HDU 5763 dp+kmp

Another Meaning

Time Limit: 2000/1000 MS (Java/Others)    Memory Limit: 65536/65536 K (Java/Others)

Problem Description
As is known to all, in many cases, a word has two meanings. Such as “hehe”, which not only means “hehe”, but also means “excuse me”. 
Today, ?? is chating with MeiZi online, MeiZi sends a sentence A to ??. ?? is so smart that he knows the word B in the sentence has two meanings. He wants to know how many kinds of meanings MeiZi can express.
 


Input
The first line of the input gives the number of test cases T; T test cases follow.
Each test case contains two strings A and B, A means the sentence MeiZi sends to ??, B means the word B which has two menaings. string only contains lowercase letters.


Limits
T <= 30
|A| <= 100000
|B| <= |A|


 


Output
For each test case, output one line containing “Case #x: y” (without quotes) , where x is the test case number (starting from 1) and y is the number of the different meaning of this sentence may be. Since this number may be quite large, you should output the answer modulo 1000000007.
 


Sample Input
4
hehehe
hehe
woquxizaolehehe
woquxizaole
hehehehe
hehe
owoadiuhzgneninougur
iehiehieh
 


Sample Output
Case #1: 3
Case #2: 2
Case #3: 5
Case #4: 1


Hint
In the first case, “ hehehe” can have 3 meaings: “*he”, “he*”, “hehehe”.

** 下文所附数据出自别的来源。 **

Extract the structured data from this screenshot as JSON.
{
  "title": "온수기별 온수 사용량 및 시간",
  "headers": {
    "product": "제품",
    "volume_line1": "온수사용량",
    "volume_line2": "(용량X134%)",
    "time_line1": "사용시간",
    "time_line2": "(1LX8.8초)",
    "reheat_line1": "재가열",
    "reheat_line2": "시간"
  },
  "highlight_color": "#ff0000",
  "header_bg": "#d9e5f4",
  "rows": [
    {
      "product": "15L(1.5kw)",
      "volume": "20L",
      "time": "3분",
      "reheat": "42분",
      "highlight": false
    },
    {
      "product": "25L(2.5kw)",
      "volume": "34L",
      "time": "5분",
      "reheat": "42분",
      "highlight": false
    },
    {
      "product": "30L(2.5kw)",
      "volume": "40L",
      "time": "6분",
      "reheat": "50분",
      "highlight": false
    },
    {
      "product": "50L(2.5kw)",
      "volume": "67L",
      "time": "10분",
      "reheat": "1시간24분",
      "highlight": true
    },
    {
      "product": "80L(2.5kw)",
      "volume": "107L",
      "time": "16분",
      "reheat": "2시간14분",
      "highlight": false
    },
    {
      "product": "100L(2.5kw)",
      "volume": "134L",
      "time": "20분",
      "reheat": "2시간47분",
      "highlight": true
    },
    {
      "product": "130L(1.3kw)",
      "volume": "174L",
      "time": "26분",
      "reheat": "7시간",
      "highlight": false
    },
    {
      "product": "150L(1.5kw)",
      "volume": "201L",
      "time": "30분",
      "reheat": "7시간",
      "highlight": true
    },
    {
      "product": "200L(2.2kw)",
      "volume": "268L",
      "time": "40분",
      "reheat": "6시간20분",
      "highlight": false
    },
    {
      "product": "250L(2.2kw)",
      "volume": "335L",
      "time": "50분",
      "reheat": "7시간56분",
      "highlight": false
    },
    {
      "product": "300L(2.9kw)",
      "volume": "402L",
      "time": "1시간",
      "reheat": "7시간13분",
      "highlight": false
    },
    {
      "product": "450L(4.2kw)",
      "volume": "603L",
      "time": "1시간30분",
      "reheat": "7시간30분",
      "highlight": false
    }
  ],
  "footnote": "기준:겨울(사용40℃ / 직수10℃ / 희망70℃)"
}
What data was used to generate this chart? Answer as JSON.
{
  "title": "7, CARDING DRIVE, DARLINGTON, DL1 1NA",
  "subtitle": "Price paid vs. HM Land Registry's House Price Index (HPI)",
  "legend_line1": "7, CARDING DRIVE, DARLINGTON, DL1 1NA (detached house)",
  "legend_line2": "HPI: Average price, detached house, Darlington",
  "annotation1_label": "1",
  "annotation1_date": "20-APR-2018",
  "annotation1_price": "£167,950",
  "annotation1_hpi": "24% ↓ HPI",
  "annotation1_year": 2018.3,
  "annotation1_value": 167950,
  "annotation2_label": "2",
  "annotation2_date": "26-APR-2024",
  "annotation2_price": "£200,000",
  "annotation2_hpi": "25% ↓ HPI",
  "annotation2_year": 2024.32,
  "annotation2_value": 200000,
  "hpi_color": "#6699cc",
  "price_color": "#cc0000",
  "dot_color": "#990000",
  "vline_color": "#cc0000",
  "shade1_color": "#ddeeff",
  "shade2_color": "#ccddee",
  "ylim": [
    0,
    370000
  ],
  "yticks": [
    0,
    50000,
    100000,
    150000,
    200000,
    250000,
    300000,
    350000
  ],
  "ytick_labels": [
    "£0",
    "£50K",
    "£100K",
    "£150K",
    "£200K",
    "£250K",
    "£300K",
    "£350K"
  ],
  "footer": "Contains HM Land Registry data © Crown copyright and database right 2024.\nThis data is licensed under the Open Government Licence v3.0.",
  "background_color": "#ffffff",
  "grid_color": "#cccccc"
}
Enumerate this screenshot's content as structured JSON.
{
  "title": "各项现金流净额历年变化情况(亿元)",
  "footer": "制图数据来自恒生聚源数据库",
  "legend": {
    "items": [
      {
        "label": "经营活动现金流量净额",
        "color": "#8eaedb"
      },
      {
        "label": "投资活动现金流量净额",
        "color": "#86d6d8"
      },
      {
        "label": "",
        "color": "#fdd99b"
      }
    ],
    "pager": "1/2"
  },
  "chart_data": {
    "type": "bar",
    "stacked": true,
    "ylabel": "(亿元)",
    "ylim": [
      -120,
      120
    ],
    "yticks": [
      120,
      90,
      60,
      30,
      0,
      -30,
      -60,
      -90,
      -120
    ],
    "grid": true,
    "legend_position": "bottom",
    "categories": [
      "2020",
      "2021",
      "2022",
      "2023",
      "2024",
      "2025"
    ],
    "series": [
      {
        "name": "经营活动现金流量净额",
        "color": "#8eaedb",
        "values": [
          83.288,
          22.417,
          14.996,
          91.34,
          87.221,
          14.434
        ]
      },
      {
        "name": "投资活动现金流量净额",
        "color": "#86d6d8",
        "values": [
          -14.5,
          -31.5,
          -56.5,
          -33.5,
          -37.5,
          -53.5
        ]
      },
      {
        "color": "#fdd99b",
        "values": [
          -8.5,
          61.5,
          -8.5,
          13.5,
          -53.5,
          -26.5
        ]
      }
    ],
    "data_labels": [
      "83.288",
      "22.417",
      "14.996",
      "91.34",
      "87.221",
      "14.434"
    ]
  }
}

In the third case, “hehehehe” can have 5 meaings: “*hehe”, “he*he”, “hehe*”, “**”, “hehehehe”.

题意：给你t个测试样例   每个测试样例两个字符串   上面那个是原字符串  下面是这些字符可以用第二个意思替换  问这句话有几种意思

思路：先用kmp处理好有多少重叠匹配的串，弄为一个01串，定义dp[i]为当前这里有多少种意思，所以当前可以匹配的话，则dp[i]=dp[i-1]+1，如果当前的串不影响前面的串，那么就可以同时匹配，所以dp[i]=dp[i-1]+dp[i-m]+1，如果当前的串不能匹配，则dp[i]=dp[i-1]，最后输出要输出dp[n-1]+1，因为当所有能匹配的地方都是第一个意思，所以要+1.

#include<iostream>
#include<stdio.h>
#include<string.h>
#include<algorithm>
using namespace std;
typedef __int64 ll;
char s1[100005],s2[100005],nex[100005];
ll vis[100005],dp[100005];
int main(){
    ll t,i,j,cas=1;
    scanf("%I64d",&t);
    while(t--){
        scanf("%s%s",s1,s2);// s2 是匹配串 
        memset(nex,-1,sizeof(nex)); //初始化为-1 
        memset(vis,0,sizeof(vis));
        memset(dp,0,sizeof(dp));
        ll n=strlen(s1); 
        ll m=strlen(s2);
        j=-1;
        for(i=1;i<m;i++){
            while(j>=0&&s2[j+1]!=s2[i])j=nex[j];
            if(s2[j+1]==s2[i])j++;
            nex[i]=j;
        }    
        j=-1;
        for(i=-1;i<n-1;i++){
            while(j>=0&&s2[j+1]!=s1[i+1])j=nex[j];
            if(s2[j+1]==s1[i+1])j++;
            if(j==m-1){
                //j=next[j]; //重叠匹配 
                //j=-1; //从头匹配 
                j=nex[j];
                vis[i+1]=1;
            }
        }
        ll num=0;
        for(i=0;i<m;i++){
        	dp[i]=vis[i];
        }
        for(;i<n;i++){
        	if(vis[i]){
	        	dp[i]=(dp[i-1]+dp[i-m]+1)%1000000007;
	        }
	        else dp[i]=dp[i-1];
        }
        printf("Case #%I64d: %I64d\n",cas++,(dp[n-1]+1)%1000000007);
    }
    return 0;
}